Generalised Bayesian distance-based phylogenetics for the genomics era
Matthew J. Penn, Neil Scheidwasser, Mark P. Khurana, Christl A. Donnelly, David A. Duchêne, Samir Bhatt
TL;DR
This work addresses the computational bottlenecks of likelihood-based and Bayesian phylogenetic methods in the genome era by introducing a generalized Bayesian distance-based framework built on an entropic likelihood. The entropic approach defines an inter-taxa entropic distance $d^S_{ij}$ and formulates a likelihood $old{ell}_S$ that is computationally efficient and closely related to Felsenstein's likelihood through a linear relationship that can be calibrated. The authors demonstrate that the entropic method yields Bayesian posteriors that align with distance-based bootstrap distributions on standard benchmarks, and scales to massive datasets such as a 60-million-site avian alignment, revealing substantial uncertainty in post-K-Pg diversification. They also provide analytical justifications for the near-linearity with Felsenstein's likelihood and establish a practical calibration (gradient $m$) to connect the entropic and traditional likelihoods, enabling robust, scalable phylogenetic inference in genomics-scale analyses. The practical impact lies in enabling uncertainty-aware, model-based phylogenetics on thousands of taxa and millions of sites, making genome-scale evolutionary inference feasible without sacrificing principled probabilistic interpretation.
Abstract
As whole genomes become widely available, maximum likelihood and Bayesian phylogenetic methods are demonstrating their limits in meeting the escalating computational demands.

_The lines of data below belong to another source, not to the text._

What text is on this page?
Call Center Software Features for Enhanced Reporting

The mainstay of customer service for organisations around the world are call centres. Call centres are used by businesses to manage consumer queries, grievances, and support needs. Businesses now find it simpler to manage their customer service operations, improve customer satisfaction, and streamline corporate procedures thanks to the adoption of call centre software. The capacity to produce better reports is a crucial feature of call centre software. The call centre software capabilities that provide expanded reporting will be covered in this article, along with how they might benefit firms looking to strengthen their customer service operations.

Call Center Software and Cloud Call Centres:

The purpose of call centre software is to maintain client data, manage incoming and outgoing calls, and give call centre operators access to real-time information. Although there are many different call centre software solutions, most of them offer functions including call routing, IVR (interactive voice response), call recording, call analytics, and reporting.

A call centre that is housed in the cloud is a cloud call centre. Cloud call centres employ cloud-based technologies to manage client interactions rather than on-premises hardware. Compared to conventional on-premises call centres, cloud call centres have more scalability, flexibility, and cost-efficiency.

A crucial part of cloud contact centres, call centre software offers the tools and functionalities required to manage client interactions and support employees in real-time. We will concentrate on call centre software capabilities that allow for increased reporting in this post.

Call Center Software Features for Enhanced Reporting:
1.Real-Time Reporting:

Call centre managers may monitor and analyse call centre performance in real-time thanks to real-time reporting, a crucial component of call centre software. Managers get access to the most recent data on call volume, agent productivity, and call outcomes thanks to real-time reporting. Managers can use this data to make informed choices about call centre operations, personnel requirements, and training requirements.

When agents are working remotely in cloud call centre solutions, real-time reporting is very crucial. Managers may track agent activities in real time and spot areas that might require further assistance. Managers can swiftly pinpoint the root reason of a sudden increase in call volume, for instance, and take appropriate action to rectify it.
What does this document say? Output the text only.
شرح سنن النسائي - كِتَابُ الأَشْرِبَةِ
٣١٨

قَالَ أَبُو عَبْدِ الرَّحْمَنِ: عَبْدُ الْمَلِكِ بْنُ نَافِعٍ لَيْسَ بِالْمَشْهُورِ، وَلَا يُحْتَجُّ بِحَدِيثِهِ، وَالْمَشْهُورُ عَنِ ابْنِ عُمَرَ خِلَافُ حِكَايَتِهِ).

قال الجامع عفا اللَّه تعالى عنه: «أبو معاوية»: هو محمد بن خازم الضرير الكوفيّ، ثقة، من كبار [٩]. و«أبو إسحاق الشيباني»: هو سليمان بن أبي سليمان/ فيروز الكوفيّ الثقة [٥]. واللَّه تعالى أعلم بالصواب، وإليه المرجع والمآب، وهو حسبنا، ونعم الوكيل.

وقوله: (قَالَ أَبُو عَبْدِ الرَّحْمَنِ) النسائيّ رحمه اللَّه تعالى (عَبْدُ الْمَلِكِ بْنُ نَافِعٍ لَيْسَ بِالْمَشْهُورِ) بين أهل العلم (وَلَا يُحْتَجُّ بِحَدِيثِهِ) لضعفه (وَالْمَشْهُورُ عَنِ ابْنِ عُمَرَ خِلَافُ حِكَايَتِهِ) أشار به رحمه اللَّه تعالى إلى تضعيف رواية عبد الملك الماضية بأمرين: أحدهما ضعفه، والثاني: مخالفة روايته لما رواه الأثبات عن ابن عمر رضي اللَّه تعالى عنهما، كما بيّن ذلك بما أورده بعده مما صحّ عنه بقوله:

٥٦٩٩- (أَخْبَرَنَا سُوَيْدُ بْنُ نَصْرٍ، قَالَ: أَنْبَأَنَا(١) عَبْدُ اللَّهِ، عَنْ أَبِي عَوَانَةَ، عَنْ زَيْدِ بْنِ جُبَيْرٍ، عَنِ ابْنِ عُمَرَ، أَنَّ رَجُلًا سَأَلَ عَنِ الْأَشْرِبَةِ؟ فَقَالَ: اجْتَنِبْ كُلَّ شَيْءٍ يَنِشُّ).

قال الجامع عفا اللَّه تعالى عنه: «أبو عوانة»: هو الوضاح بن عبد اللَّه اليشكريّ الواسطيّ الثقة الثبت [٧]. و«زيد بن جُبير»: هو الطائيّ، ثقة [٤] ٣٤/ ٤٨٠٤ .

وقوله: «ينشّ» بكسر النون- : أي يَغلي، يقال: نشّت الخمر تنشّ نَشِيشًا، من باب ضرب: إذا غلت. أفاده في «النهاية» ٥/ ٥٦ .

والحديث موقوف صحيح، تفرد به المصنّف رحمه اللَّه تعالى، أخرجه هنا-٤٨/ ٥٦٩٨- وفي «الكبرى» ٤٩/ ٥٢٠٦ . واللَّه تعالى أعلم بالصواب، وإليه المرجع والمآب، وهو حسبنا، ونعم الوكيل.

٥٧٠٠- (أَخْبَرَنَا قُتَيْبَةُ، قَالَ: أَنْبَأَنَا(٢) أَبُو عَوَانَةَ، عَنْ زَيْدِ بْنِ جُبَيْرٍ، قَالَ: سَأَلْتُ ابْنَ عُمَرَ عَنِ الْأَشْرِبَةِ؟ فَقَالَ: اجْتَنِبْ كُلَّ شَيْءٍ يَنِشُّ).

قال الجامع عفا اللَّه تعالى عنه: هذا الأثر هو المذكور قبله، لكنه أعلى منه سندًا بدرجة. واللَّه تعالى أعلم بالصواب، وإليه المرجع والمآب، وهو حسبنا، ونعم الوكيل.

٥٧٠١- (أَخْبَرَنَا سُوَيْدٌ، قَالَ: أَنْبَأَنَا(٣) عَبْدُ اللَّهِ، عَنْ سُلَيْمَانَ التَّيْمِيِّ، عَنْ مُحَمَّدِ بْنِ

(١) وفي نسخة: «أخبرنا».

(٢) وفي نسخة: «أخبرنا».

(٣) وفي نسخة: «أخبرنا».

Conversely, distance-based phylogenetic methods are efficient, but are rarely favoured due to their inferior performance. Here, we extend distance-based phylogenetics using an entropy-based likelihood of the evolution among pairs of taxa, allowing for fast Bayesian inference in genome-scale datasets. We provide evidence of a close link between the inference criteria used in distance methods and Felsenstein's likelihood, such that the methods are expected to have comparable performance in practice. Using the entropic likelihood, we perform Bayesian inference on three phylogenetic benchmark datasets and find that estimates closely correspond with previous inferences. We also apply this rapid inference approach to a 60-million-site alignment from 363 avian taxa, covering most avian families. The method has outstanding performance and reveals substantial uncertainty in the avian diversification events immediately after the K-Pg transition event. The entropic likelihood allows for efficient Bayesian phylogenetic inference, accommodating the analysis demands of the genomic era.